As the modern Diderot Project members travel to and around St. Petersburg, its members become rather dispersed, and the concept of The Project seems to crumble due to the combined and contradictory pressures of, for example, the charming Tatyana from Puskin and the thrilling examination of the remains of Diderot's library. The discovery of volumes signed by Diderot, with extensive notes in the margins, and similar volumes with Voltaire's imprint, is, to our novelist, like discovering the lost library of Alexandria. Jack-Paul Verso's discoveries tend more towards Pushkin, and I don't mean the author!
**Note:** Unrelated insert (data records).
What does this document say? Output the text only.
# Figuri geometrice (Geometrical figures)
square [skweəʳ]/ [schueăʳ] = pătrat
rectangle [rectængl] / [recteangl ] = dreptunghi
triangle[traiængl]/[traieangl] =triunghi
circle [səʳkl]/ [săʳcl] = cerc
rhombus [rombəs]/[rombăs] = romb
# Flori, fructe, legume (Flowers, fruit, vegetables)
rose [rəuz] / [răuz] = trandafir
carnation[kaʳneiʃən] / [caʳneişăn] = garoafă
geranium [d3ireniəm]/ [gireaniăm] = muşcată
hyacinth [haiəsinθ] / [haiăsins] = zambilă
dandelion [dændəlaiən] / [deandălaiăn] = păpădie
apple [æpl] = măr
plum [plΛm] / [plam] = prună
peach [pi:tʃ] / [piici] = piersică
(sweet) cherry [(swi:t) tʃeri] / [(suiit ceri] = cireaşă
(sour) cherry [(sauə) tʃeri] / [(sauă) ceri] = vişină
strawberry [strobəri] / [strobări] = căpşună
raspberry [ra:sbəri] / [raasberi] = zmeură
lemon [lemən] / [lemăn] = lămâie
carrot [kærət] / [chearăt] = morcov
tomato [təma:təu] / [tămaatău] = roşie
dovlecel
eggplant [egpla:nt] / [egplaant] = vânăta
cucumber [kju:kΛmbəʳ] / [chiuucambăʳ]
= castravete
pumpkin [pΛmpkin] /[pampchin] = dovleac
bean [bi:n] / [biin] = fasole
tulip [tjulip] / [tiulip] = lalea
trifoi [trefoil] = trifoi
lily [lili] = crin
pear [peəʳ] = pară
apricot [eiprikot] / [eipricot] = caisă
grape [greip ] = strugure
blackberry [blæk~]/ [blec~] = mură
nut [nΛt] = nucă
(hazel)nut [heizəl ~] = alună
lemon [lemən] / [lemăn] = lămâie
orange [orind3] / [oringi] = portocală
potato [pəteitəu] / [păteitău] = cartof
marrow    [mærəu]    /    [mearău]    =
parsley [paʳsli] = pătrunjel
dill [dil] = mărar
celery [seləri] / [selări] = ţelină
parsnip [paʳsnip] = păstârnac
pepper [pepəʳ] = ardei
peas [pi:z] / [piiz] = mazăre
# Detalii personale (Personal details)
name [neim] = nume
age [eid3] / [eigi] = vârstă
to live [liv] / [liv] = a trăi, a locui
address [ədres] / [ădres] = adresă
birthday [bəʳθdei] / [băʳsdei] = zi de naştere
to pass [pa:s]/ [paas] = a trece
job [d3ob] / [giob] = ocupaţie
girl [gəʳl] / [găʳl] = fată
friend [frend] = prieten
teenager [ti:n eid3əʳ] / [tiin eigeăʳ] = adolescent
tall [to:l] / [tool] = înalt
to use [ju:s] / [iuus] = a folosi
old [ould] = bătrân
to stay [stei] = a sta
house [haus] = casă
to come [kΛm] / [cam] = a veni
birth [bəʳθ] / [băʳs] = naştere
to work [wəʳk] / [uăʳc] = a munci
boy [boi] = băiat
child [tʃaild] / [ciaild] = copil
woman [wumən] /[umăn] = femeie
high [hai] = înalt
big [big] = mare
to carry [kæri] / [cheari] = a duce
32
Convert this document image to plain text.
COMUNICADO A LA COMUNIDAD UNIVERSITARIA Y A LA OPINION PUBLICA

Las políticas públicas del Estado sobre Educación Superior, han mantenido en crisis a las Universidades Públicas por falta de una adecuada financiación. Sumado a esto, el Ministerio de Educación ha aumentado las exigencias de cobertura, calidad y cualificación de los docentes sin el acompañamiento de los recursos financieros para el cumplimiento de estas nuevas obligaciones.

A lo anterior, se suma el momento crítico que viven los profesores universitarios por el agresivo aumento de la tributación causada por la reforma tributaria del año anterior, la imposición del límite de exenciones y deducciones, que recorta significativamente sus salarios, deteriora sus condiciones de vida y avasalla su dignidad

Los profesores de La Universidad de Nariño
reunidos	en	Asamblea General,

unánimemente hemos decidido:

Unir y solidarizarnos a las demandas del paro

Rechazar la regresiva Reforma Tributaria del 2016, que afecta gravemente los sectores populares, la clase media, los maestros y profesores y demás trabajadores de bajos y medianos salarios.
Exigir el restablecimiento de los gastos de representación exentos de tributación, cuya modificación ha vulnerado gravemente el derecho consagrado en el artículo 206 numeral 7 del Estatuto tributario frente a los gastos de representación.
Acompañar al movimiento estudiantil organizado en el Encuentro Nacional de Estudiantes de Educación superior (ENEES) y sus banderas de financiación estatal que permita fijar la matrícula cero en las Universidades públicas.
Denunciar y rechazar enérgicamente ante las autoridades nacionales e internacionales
I find that in trying to capture the book I can only come up with a pale imitation of the original, so, enough with the synopsis! Suffice it to say that there are long discussions, practical, theoretical, and always with a hint of danger, that occupy Diderot and his patron, and Denis is quite happy to depart home for France as long as he doesn't have to worry about being executed for treason when he arrives. He achieves his goal eventually.

At the same time, the apparently disintegrated Diderot Project really ends up providing each member with what (or whom) he or she sought. Plans are already being drawn up for a second Project, if only, Alma reminds everyone, they would write their papers on Diderot before arriving, next time.

So what is the bottom line? This book might not be for everyone, but if you have a love of history, or philosophy, or writing, or language, and a desire to learn a bit about vastly disparate European cultures while laughing quite a lot through the nervous times of the 1770's and 1990's, pick it up right away.